Afinal, eu não lutava boxe desde o primeiro casamento. Entrei em
clinche. O desgraçado do canguru imitou a voz do Jaime Ferreira
gritando “separa!” e me atingiu abaixo da linha da cintura. Vi
quatro estrelas e senti que estava perdido. Uma ideia desesperada me
ocorreu das profundezas da dor nos ovos. Gritei: Olha o Maluf! Olha o
Maluf! Assustado, o paquiderme...
– Paquiderme?!
Canguru é paquiderme?!?
– Perdão.
Como eu ia dizendo, assustado, o batráquio australiano meteu as
patas na bolsa pra conferir a grana e eu dei com o remo na cabeça do
bruto.
Nem
quando Abreu Sodré banca o bom caráter pinta maior constrangimento.

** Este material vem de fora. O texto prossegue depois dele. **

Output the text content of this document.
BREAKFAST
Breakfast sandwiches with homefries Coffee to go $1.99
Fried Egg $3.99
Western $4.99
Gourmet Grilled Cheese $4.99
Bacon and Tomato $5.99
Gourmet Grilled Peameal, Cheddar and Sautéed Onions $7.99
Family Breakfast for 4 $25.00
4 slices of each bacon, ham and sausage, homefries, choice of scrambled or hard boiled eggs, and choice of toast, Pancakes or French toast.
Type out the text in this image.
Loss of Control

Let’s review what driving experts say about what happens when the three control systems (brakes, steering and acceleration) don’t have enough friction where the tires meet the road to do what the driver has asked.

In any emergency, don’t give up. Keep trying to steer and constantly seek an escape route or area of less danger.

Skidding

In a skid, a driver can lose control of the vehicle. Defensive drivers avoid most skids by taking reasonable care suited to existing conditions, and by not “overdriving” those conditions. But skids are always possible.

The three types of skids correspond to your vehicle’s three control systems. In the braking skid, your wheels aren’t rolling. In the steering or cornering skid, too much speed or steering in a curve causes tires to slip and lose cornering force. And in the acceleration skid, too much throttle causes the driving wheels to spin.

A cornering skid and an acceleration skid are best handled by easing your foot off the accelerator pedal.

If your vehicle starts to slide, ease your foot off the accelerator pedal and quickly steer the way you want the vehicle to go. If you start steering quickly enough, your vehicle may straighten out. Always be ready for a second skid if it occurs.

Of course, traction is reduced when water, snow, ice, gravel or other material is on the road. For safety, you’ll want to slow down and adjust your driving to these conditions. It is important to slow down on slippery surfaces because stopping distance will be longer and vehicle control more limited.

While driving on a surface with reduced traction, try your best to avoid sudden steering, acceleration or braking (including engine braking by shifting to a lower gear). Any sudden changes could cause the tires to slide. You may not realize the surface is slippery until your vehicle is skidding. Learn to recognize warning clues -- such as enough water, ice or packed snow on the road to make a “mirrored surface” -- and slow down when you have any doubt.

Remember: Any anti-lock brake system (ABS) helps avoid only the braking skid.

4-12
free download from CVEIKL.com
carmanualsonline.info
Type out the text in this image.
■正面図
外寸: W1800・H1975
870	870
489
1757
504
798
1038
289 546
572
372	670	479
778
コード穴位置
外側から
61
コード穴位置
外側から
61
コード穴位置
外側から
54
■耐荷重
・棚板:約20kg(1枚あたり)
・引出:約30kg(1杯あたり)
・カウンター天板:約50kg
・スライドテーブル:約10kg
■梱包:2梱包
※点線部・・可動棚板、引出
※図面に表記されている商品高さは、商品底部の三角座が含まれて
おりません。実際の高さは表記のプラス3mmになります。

Neguinho se coçava, balançava a cabeça, cuspia de banda, assoviava
tango. Aí, uma viola ponteou e um dos repentistas, o Sucuri, partiu
pra forra:
“Nem
ronco brabo de onça, nem do jacaré o esturro, soam mais feio do que
mentira em boca de burro”.
O
curió gritou:
– Epa!
Olha o revanchismo!
O
clima fica torto.
Clodoaldo
Aldo Alves me cutucou e recebeu o Caboclo Deixa-Disso:
– Meu
caro major, conta outra de suas espetaculares aventuras na arte da
caça.
Apelar
pra verdade dos home às vezes dá certo. O major limpou a goela com
uma talagada de “Monte Cassirio” (meio copo de cerveja, uma dose
de Martini, uma dose de stanheiger becosa, uma dose de gin, uma dose
de pitu. Bata bem e saia de perto). Vendo que tava pra desembarcar
outra força-tarefa de lorotas, Ariranha pediu licença pra ir no
“quartinho”. O major reabriu o teatro de operações:
– A
glande opaca da canoa neolítica deflorava o hímen do chavascal!
– Pelarnordeus!
Perece aquelas babaquices do Amaral Neto!
– Avistamos
uma ilhota a estibordo. Demos uma paradinha para fazer xixi. Ouvimos
a estridência de uma araponga, um alerta- para o perigo que se
avizinhava.
– Tu
fala com Araponga, Xará? Eu, hein! Que qui ela te disse?
O
major arregalou os olhos e, com uma expressão de Vincent Price de
subúrbio, botou a boca no clarim:
– FOGO
NESSAS COBRA!
– Que
araponga alarmista, malandro!
E
o major, firme no posto:
– FOGO
NESSAS COBRA!
Escondeu-se
atrás da jaqueira majestosa e sacou o 45. Por incrível que pareça,
duas formas coleantes avançavam na direção do grande caçador. O
suspense foi quebrado pela voz de Ariranha:
– Se
atirar nas minha solitária com essa parabelum, sangro vosmicê na
ponta da peixeira. Yolanda! Adelina! Voltem pro papai!
O
major fungou e bateu em retirada.
Ao
som, a voz de Sucuri:
“ As
solitária que eu tenho são dois bom fiscal da Lei.
Uma
se chama José e a outra chama Sarney...”
Ê-hê,
é verdade! Cantá presse povo bão, sô!